12.07.2022 von Anja Nolte in Kategorie : Blog
  • Es wimmelt im Nationalpark Schwarzwald – und zwar gewaltig. Im Schutzgebiet versammelt sich das Who is who der Tier-, Pilz- und Pflanzenwelt, auch wenn man es oft nicht sieht. Für Illustratorin Isabelle Göntgen war das einer der großen Augenöffner während ihrer Arbeit an einem ganz besonderen Buch: dem Nationalpark Schwarzwald Wimmelbuch, das Ende Juli 2022 erscheinen wird. Warum dieses Buch ganz sicher nicht nur etwas für Kinder ist und wie die wuseligen Bilder Schritt für Schritt entstanden sind, erzählt sie Bloggerin Anja im Interview.

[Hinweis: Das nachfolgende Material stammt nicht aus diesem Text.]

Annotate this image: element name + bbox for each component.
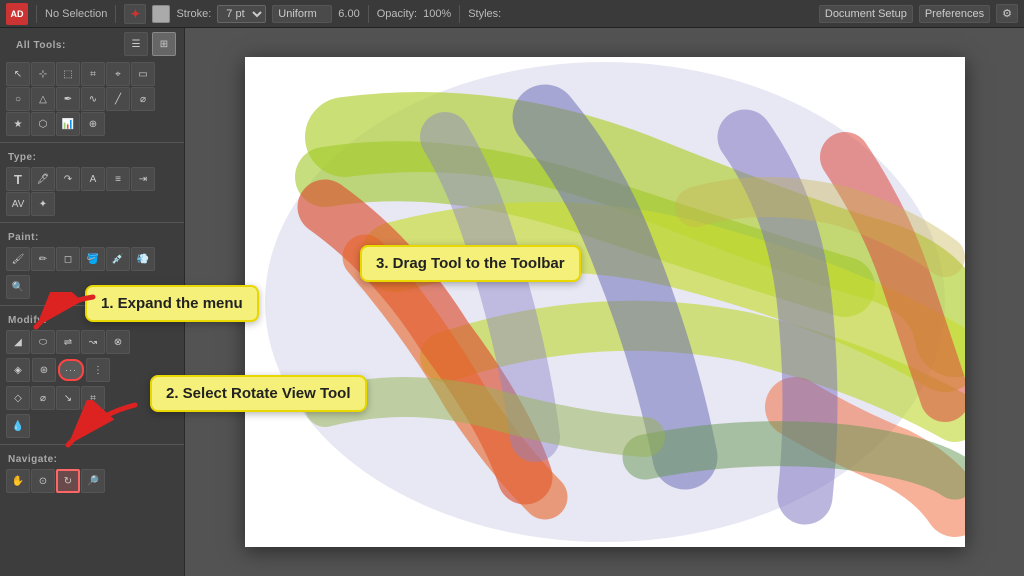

    Frau Göntgen, Sie haben als Kinderbuch-Illustratorin schon zahlreiche Wimmelbuch-Ideen verwirklicht. Wie ist es konkret zu dem Projekt mit dem Nationalpark gekommen?

    Ich hatte früher schon die Kinderseite im Nationalpark Magazin für den Freundeskreis Nationalpark Schwarzwald e. V. gestaltet. Und als dann der Verlag regionalkultur die Idee eines Nationalpark Wimmelbuches hatte und sich an die Planung machte, hatten sie gleich mich im Sinn. Als die Anfrage bei mir landete, war für mich sofort klar: Das muss ich machen! Für mich als ehemalige Baiersbronnerin war mir das ein ganz persönliches Anliegen. Denn jemand anderes – zum Beispiel aus Hamburg oder so – hätte sicherlich nicht diese Verbundenheit zu dem Projekt gehabt wie ich.

    Sie sind in Baiersbronn aufgewachsen, heute leben Sie in Oberkirch – also immer noch sehr schwarzwaldnah. Was bedeutet Ihnen die Natur hier in der Region?

    Gerade der Nordschwarzwald ist für mich einfach Heimat. Ich gehöre noch zu der Generation, die als Kind oft draußen gespielt hat. Wir haben uns Lager im Wald gebaut und waren teilweise den ganzen Tag im Dickicht unterwegs. Unsere Eltern hatten eigentlich gar keine Ahnung, wo wir steckten. Das war echtes Abenteuer! Heute bin ich zwar nicht mehr wie Ronja Räubertochter unterwegs, aber genieße es trotzdem, in den Wald zu gehen. Das ist einfach Erholung. Die Wanderwege sind super ausgebaut, man verirrt sich nicht, kann einfach loslaufen und die Wege führen einen an die schönsten Stellen.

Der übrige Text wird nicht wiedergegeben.